Page MenuHomePhabricator

Production Error: Secondary mariadb fell over because OOM
Closed, ResolvedPublic

Assigned To
Authored By
toan
Aug 5 2022, 2:11 PM
Referenced Files
F35419581: image.png
Aug 10 2022, 3:14 PM
F35419751: image.png
Aug 10 2022, 3:14 PM
F35418927: image.png
Aug 10 2022, 3:14 PM
F35400120: image.png
Aug 5 2022, 3:39 PM
F35399405: image.png
Aug 5 2022, 2:11 PM

Description

Yesterday the secondary mariadb pod fell over because the backup made it allocate more memory than allowed.

image.png (276×1 px, 22 KB)

AC:

  • Investigate ways for the backup to not cause the secondary database to fall over and report back here.
  • (Optional) Fix the problem

Event Timeline

image.png (246×1 px, 26 KB)

Did some manual runs on staging but no dramatic increases in usage

table_open_cache

So after doing some testing and review of previous memory usage on staging it seems to be related to the open table cache (lots of memory released but still held on too when FLUSH TABLES was issued).

In the picture below is two previous backups being taken (the spikes on the CPU chart correlate with the memory steps increasing)

image.png (339×1 px, 27 KB)

Since this isn't actual user traffic generating these caches I tried to do some experiments running the backups with a lower table_open_cache value set for the secondary

This value is currently not configured from anything but it's 2000 default

table_open_cache has defaulted to 2000 since MariaDB 10.1.7. Before that, the default was 400.

Seeing that we have many databases, with many many tables lowering this number to 200 was attempted.

image.png (230×1 px, 27 KB)

Here I was able to run a whole bunch of backups without it exceeding the requested memory

Restoring the value to 2000 and trying again gives the same behavior we saw before and the memory expands in much bigger increments.

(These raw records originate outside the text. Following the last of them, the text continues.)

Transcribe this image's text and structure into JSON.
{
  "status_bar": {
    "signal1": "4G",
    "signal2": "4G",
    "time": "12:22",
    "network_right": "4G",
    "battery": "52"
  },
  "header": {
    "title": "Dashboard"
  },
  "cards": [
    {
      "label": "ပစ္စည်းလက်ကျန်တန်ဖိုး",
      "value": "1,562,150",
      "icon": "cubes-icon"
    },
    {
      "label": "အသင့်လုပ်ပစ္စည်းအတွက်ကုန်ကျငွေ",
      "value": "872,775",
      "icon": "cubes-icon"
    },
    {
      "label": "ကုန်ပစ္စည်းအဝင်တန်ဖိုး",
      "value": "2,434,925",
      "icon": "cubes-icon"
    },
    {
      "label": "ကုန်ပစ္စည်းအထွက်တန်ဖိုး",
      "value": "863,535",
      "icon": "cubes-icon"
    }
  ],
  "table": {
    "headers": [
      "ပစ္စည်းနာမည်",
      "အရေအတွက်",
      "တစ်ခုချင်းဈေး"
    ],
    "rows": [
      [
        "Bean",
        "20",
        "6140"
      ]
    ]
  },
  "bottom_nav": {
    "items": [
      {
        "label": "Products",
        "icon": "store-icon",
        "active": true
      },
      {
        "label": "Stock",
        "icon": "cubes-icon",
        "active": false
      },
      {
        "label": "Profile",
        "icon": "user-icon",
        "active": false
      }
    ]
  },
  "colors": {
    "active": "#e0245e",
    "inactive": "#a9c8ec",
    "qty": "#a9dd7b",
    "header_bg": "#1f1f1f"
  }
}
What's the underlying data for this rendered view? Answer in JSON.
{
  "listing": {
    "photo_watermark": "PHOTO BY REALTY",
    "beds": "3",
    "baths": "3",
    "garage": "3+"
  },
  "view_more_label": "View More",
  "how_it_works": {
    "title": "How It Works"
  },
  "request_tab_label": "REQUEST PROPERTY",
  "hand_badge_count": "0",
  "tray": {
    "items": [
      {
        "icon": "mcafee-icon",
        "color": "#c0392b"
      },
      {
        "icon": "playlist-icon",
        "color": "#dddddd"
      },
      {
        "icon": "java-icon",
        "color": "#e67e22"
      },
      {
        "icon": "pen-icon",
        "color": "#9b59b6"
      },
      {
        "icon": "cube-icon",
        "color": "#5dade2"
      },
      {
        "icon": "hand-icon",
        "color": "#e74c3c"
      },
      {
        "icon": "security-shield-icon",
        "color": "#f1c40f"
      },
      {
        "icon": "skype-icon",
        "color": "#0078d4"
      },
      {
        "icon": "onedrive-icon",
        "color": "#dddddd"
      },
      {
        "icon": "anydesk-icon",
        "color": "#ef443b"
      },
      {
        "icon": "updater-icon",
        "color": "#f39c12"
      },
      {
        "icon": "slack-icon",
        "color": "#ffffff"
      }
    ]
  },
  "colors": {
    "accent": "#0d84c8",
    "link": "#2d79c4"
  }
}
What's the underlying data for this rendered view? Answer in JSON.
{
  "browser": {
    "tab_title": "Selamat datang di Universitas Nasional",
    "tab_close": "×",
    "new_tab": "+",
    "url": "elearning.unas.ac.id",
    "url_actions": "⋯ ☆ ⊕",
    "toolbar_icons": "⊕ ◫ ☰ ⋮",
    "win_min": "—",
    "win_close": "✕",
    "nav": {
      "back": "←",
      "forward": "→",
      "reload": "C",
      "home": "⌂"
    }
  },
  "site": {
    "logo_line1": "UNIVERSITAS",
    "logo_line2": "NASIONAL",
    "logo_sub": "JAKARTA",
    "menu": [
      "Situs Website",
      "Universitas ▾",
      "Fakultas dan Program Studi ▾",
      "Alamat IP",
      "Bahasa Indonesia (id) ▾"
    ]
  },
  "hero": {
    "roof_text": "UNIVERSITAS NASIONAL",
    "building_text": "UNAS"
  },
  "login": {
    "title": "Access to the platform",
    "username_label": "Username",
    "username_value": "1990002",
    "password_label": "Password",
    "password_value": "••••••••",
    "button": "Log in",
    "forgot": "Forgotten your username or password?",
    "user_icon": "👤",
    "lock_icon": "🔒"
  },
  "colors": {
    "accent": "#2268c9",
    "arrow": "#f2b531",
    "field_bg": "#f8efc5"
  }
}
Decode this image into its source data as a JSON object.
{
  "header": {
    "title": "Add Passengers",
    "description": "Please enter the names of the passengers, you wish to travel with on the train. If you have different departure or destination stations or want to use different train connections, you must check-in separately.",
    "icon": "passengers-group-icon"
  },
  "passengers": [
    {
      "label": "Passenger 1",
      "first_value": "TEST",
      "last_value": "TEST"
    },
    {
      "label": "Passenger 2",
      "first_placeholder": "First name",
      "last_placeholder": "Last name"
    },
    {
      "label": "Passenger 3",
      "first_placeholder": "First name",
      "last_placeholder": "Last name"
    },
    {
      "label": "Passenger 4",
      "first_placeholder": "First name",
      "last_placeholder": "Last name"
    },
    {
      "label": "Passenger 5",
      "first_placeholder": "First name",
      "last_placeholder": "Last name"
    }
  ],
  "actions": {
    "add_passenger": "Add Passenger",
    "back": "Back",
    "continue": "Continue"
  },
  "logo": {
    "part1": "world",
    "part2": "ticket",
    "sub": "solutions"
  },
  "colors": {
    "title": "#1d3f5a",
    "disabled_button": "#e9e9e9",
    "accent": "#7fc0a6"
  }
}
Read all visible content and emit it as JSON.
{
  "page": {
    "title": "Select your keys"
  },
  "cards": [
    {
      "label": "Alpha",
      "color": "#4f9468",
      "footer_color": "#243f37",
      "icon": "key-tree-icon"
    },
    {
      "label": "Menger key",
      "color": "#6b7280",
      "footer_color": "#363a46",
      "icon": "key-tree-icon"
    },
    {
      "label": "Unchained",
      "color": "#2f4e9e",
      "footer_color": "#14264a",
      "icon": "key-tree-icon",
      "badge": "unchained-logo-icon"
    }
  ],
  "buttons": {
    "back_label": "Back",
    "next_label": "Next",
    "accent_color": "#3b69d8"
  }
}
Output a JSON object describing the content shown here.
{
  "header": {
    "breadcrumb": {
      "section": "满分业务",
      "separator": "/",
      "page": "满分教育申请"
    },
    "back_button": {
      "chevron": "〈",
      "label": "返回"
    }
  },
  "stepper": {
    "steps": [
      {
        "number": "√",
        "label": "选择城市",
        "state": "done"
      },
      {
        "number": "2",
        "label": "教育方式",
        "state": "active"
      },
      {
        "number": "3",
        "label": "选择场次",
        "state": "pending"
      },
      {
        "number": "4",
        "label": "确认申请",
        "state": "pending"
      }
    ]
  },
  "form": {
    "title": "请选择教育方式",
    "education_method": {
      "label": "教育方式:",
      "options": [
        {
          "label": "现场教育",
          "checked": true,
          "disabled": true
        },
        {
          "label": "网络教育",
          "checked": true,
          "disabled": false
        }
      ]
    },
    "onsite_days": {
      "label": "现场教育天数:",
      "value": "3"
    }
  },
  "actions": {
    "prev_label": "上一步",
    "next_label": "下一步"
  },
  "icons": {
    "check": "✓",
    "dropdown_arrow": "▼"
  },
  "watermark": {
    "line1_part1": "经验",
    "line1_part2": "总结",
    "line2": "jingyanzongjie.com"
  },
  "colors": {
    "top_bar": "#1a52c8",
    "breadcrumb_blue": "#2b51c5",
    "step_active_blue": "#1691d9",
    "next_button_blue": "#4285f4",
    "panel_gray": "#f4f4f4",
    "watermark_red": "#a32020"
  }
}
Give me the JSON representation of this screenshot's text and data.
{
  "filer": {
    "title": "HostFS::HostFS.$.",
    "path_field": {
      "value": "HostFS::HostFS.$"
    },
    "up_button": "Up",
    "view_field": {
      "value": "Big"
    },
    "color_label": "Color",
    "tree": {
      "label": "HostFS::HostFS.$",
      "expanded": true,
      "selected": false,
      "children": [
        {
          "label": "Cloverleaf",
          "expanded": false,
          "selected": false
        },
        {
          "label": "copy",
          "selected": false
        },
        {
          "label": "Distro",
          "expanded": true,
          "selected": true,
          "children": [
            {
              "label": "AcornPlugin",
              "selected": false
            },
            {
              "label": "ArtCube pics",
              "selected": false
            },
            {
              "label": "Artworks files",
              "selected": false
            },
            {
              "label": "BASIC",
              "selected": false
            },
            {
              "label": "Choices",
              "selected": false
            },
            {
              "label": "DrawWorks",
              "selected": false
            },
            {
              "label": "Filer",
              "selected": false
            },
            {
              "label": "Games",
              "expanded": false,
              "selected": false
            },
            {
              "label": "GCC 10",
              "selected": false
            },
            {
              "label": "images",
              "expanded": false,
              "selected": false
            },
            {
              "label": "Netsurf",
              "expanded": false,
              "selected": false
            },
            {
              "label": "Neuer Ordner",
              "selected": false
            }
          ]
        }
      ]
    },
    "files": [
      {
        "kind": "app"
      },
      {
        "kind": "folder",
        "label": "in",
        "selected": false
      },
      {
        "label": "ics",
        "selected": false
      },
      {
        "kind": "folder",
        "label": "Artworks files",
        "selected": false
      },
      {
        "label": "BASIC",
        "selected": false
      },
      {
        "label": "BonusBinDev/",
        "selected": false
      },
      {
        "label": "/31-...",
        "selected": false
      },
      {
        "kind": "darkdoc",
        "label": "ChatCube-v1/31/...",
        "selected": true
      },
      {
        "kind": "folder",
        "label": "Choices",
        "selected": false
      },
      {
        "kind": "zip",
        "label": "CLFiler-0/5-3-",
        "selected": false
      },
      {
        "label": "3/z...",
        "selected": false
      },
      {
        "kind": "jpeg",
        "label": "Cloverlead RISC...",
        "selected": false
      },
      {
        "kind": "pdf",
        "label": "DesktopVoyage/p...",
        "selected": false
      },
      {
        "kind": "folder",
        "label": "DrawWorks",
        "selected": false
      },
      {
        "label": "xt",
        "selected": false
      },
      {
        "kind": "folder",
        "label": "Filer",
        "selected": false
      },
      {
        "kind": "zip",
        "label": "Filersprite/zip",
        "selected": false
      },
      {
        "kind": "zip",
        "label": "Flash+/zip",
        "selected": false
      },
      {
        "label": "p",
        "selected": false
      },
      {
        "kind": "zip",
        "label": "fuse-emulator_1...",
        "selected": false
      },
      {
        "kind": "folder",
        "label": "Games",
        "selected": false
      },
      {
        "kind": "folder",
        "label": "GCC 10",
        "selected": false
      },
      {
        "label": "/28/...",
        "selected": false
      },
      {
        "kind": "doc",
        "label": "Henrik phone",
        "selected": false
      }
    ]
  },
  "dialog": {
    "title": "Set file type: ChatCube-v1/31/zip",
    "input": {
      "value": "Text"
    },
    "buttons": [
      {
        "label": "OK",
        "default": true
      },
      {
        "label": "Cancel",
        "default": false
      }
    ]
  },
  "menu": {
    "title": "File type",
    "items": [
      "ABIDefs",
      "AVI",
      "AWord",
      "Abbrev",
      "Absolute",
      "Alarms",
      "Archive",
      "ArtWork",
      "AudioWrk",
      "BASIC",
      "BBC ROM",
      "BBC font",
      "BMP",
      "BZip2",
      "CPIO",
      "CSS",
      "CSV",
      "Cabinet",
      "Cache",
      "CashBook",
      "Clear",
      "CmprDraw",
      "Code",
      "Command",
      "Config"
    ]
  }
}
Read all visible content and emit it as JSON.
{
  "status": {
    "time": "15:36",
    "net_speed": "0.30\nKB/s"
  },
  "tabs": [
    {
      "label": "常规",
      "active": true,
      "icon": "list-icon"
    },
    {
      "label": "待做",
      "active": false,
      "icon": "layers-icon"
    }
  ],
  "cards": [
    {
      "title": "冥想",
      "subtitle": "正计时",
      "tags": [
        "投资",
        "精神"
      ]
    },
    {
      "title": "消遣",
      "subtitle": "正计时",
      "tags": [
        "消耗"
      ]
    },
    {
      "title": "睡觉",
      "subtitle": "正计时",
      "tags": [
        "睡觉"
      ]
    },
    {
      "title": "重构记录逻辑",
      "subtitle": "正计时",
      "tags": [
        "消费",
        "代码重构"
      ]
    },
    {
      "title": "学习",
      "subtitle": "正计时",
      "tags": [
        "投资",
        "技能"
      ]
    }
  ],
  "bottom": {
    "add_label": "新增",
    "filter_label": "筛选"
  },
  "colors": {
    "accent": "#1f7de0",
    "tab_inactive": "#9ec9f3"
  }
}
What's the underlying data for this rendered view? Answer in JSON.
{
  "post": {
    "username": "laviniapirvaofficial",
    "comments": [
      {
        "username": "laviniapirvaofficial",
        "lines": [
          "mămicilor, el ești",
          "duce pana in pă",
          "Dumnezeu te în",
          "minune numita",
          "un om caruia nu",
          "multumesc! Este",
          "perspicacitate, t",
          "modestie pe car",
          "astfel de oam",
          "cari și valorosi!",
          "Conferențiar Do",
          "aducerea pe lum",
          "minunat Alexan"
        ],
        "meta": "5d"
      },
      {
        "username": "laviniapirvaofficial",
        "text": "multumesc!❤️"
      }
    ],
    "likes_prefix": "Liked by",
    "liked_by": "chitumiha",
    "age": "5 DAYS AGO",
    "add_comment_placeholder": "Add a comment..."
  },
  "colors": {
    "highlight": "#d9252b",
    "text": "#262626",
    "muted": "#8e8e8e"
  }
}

image.png (223×1 px, 28 KB)

Here the memory usage expands past the request in less backups.

I'm not entirely sure if this is the only culprit but it really seems like lowering the table_open_cache value would reduce the memory usage, or at least lower the impact it has when a dump is taken . I couldn't notice any degraded performance when using the staging environment with this setting.

Increase replica count

Another solution we probably want to do either way as the platform grows is to add another secondary replica. This way it wouldn't matter as much if one fell over.

Dedicated dump replica

This is something we've talked about earlier but I can't see a really straightforward way of doing this with the current chart we are using, would probably have to configure a separate mariadb instance that is just configured to replicate from the primary of the first deployment. This way we wouldn't have the backup load on top of normal usage and it wouldn't matter for users if the dump replica fell over every once in a while.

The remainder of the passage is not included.